Updated July 2026
What Is Personal Injury Protection Insurance?
Personal Injury Protection pays medical expenses, lost income, and sometimes funeral costs for you and your passengers after a car accident, without requiring you to prove the other driver was at fault. PIP kicks in immediately after a crash, covering bills while liability claims are still being sorted out. In South Carolina, PIP is optional coverage you add to your policy if you want faster access to accident-related expense reimbursement than liability or health insurance typically provides.
- The other driver is clearly at fault, but their liability insurer takes three weeks to accept the claim. You have $4,200 in emergency room bills and miss two weeks of work, losing $1,800 in wages. Your PIP coverage pays both amounts within days of filing, without waiting for the liability claim to close. You avoid using your health insurance deductible and get wage replacement your health plan would never cover.
- You swerve to avoid debris and hit a guardrail. You're at fault, so no one's liability coverage will pay your bills. You break your wrist and need surgery costing $8,500, plus you miss a month of work. Your PIP policy covers the medical bills up to your policy limit and replaces a portion of your lost wages. Without PIP, you'd rely entirely on your health insurance and have no wage replacement.
- Your friend is riding with you when another driver runs a red light and T-bones your car. Your friend has $6,000 in medical bills. Your PIP coverage pays those bills for your passenger immediately, even though the other driver's liability insurance will eventually cover them. This prevents your friend from waiting weeks or filing a claim against you to access funds.
Who Needs Personal Injury Protection Insurance?

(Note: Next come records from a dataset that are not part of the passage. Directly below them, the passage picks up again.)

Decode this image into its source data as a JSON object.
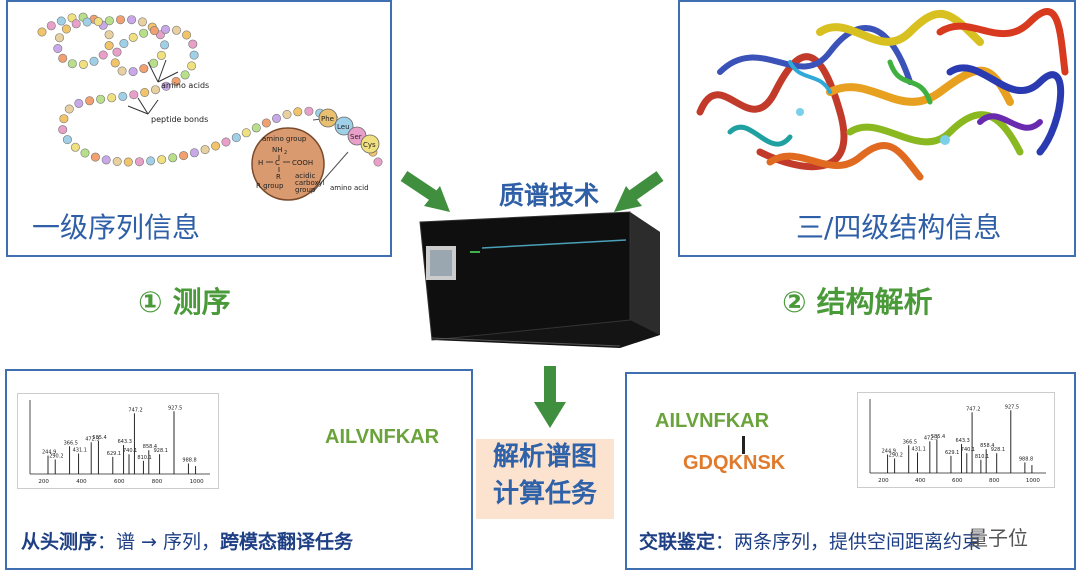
{
  "panels": {
    "primary": {
      "caption": "一级序列信息",
      "labels": {
        "amino_acids": "amino acids",
        "peptide_bonds": "peptide bonds",
        "amino_group": "amino group",
        "nh2": "NH",
        "h": "H",
        "c": "C",
        "cooh": "COOH",
        "r": "R",
        "r_group": "R group",
        "acidic": "acidic",
        "carboxyl": "carboxyl",
        "group": "group",
        "amino_acid": "amino acid",
        "residues": [
          "Phe",
          "Leu",
          "Ser",
          "Cys"
        ]
      }
    },
    "structure": {
      "caption": "三/四级结构信息"
    }
  },
  "steps": {
    "sequencing": "① 测序",
    "structure": "② 结构解析"
  },
  "center": {
    "tech_label": "质谱技术",
    "task_line1": "解析谱图",
    "task_line2": "计算任务"
  },
  "bottom_left": {
    "peptide": "AILVNFKAR",
    "footer_bold": "从头测序",
    "footer_normal": "：谱 → 序列，",
    "footer_bold2": "跨模态翻译任务"
  },
  "bottom_right": {
    "peptide_top": "AILVNFKAR",
    "peptide_bottom": "GDQKNSK",
    "footer_bold": "交联鉴定",
    "footer_normal": "：两条序列，提供空间距离约束"
  },
  "spectrum": {
    "x_ticks": [
      "200",
      "400",
      "600",
      "800",
      "1000"
    ],
    "peak_labels": [
      "244.9",
      "290.2",
      "366.5",
      "431.1",
      "472.3",
      "585.4",
      "629.1",
      "643.3",
      "740.1",
      "747.2",
      "810.1",
      "858.4",
      "928.1",
      "927.5",
      "988.8"
    ]
  },
  "watermark": "量子位",
  "colors": {
    "panel_border": "#3f6fb0",
    "arrow_green": "#3f8f3f",
    "arrow_blue": "#2f62b0",
    "peptide_green": "#6aa33c",
    "peptide_orange": "#e07a2c"
  }
}
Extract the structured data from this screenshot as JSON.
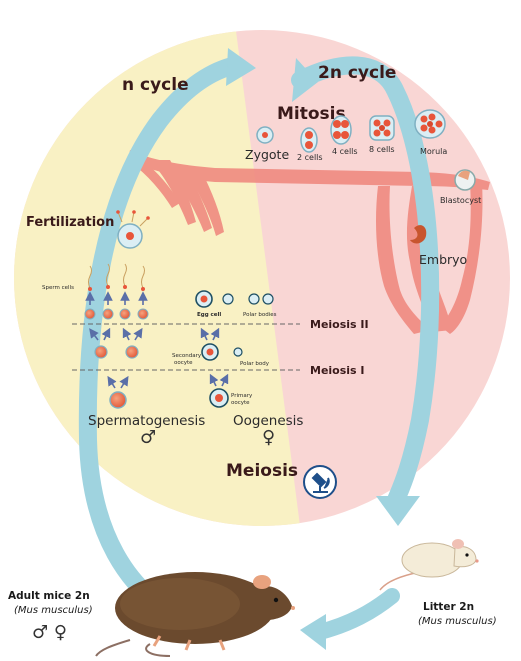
{
  "cycles": {
    "haploid": "n cycle",
    "diploid": "2n cycle"
  },
  "mitosis": {
    "title": "Mitosis",
    "zygote": "Zygote",
    "stages": [
      "2 cells",
      "4 cells",
      "8 cells",
      "Morula"
    ],
    "blastocyst": "Blastocyst",
    "embryo": "Embryo"
  },
  "fertilization": "Fertilization",
  "spermatogenesis": {
    "label": "Spermatogenesis",
    "sperm_cells": "Sperm cells",
    "symbol": "♂"
  },
  "oogenesis": {
    "label": "Oogenesis",
    "egg_cell": "Egg cell",
    "polar_bodies": "Polar bodies",
    "secondary_oocyte": [
      "Secondary",
      "oocyte"
    ],
    "polar_body": "Polar body",
    "primary_oocyte": [
      "Primary",
      "oocyte"
    ],
    "symbol": "♀"
  },
  "meiosis": {
    "title": "Meiosis",
    "stage2": "Meiosis II",
    "stage1": "Meiosis I"
  },
  "adult": {
    "label": "Adult mice  2n",
    "species": "(Mus musculus)",
    "symbols": "♂  ♀"
  },
  "litter": {
    "label": "Litter  2n",
    "species": "(Mus musculus)"
  },
  "colors": {
    "haploid_bg": "#f9f1c4",
    "diploid_bg": "#f9d6d4",
    "arrow": "#9fd3df",
    "tract": "#f08a80",
    "cell": "#e8553a",
    "meiosis_arrow": "#5a6fa8"
  }
}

PIP makes sense if you have a high-deductible health insurance plan, are self-employed without disability insurance, or regularly drive passengers who lack health coverage. It's also valuable if you want immediate accident expense coverage without waiting for liability claims to resolve, or if you're the sole income earner in your household and can't afford weeks without a paycheck after an injury.
Compare your health insurance deductible and out-of-pocket maximum to typical PIP limits. If your health plan's deductible is lower than a year of PIP premiums and you have disability coverage through work, skip PIP. If you'd face financial hardship from a $2,000 medical bill or two weeks without income, add PIP with a limit that covers your gap.
How Much Does Personal Injury Protection Insurance Cost?
PIP typically adds $8 to $25 per month to your South Carolina auto insurance premium, or $96 to $300 annually, depending on the coverage limit you select.
- Coverage limit chosen — South Carolina allows PIP limits from $1,000 to $10,000 or higher, with higher limits costing more.
- Deductible selected — choosing a $250 or $500 deductible lowers your premium compared to zero-deductible PIP.
- Number of vehicles and drivers on your policy — more insured parties increase the statistical likelihood of a claim.
- Your zip code — urban areas with higher accident rates and medical costs see higher PIP premiums.
- Claims history — prior PIP claims on your record raise future premiums, just like collision or liability claims.